Kaelin’s motivation for sharing his observations goes beyond professional interest. It comes as a personal plea in memory of his late wife, Carolyn, a renowned breast cancer surgeon who lost her 4-year battle with glioblastoma in 2015.

“One of many frustrations in treating my wife was that everything I had available to treat her was really based on science that was done 10 or 20 years ago,” said Kaelin.

In the coming years, cancer patients will rely on the science being done now. “The first questions should be: Is this [research] true and robust? Is someone likely going to be able to build on this?”

Kaelin lauded NCI’s Cancer Moonshot but said it was the “right mission, wrong metaphor.” Putting a man on the moon was an engineering feat limited by resources; curing cancer is a scientific effort limited by lack of knowledge; much remains unknown, including the time lines for cures.
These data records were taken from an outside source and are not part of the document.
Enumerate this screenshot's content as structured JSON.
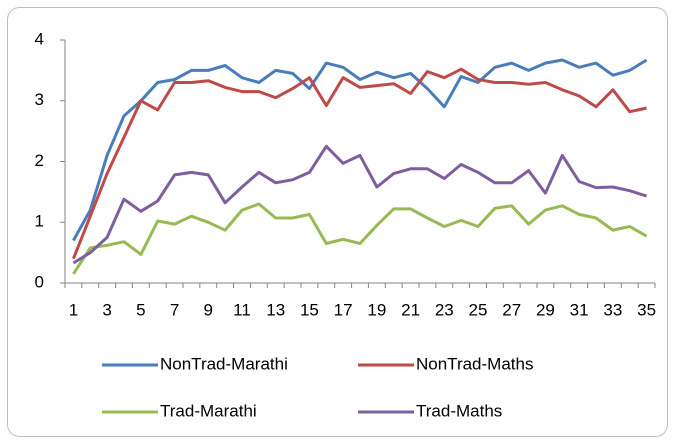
{
  "chart_data": {
    "type": "line",
    "categories": [
      "1",
      null,
      "3",
      null,
      "5",
      null,
      "7",
      null,
      "9",
      null,
      "11",
      null,
      "13",
      null,
      "15",
      null,
      "17",
      null,
      "19",
      null,
      "21",
      null,
      "23",
      null,
      "25",
      null,
      "27",
      null,
      "29",
      null,
      "31",
      null,
      "33",
      null,
      "35"
    ],
    "series": [
      {
        "name": "NonTrad-Marathi",
        "color": "#4a7ebb",
        "values": [
          0.7,
          1.2,
          2.1,
          2.75,
          3.0,
          3.3,
          3.35,
          3.5,
          3.5,
          3.58,
          3.38,
          3.3,
          3.5,
          3.45,
          3.2,
          3.62,
          3.55,
          3.35,
          3.47,
          3.38,
          3.45,
          3.2,
          2.9,
          3.4,
          3.3,
          3.55,
          3.62,
          3.5,
          3.62,
          3.67,
          3.55,
          3.62,
          3.42,
          3.5,
          3.67
        ]
      },
      {
        "name": "NonTrad-Maths",
        "color": "#be4b48",
        "values": [
          0.4,
          1.1,
          1.8,
          2.4,
          3.0,
          2.85,
          3.3,
          3.3,
          3.33,
          3.22,
          3.15,
          3.15,
          3.05,
          3.2,
          3.38,
          2.92,
          3.38,
          3.22,
          3.25,
          3.28,
          3.12,
          3.48,
          3.38,
          3.52,
          3.35,
          3.3,
          3.3,
          3.27,
          3.3,
          3.18,
          3.08,
          2.9,
          3.18,
          2.82,
          2.88
        ]
      },
      {
        "name": "Trad-Marathi",
        "color": "#98b954",
        "values": [
          0.15,
          0.58,
          0.62,
          0.68,
          0.47,
          1.02,
          0.97,
          1.1,
          1.0,
          0.87,
          1.2,
          1.3,
          1.07,
          1.07,
          1.13,
          0.65,
          0.72,
          0.65,
          0.95,
          1.22,
          1.22,
          1.07,
          0.93,
          1.03,
          0.93,
          1.23,
          1.27,
          0.97,
          1.2,
          1.27,
          1.13,
          1.07,
          0.87,
          0.93,
          0.77
        ]
      },
      {
        "name": "Trad-Maths",
        "color": "#7d5fa0",
        "values": [
          0.33,
          0.5,
          0.75,
          1.38,
          1.18,
          1.35,
          1.78,
          1.82,
          1.78,
          1.32,
          1.58,
          1.82,
          1.65,
          1.7,
          1.82,
          2.25,
          1.97,
          2.1,
          1.58,
          1.8,
          1.88,
          1.88,
          1.72,
          1.95,
          1.82,
          1.65,
          1.65,
          1.85,
          1.48,
          2.1,
          1.67,
          1.57,
          1.58,
          1.52,
          1.43
        ]
      }
    ],
    "ylim": [
      0,
      4
    ],
    "yticks": [
      0,
      1,
      2,
      3,
      4
    ],
    "grid": false
  }
}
“If you’re going to put a man on the moon, you want everyone going in the same direction,” he said. “But people who tell you how truly transformative science gets done would tell you—especially in the early days—you’d be better off having 10 people going in different directions, looking under rocks, and hoping 1 or 2 of them actually discover something.”

Kaelin concluded with a message: “My wife never gave up. To the young people—please don’t give up.”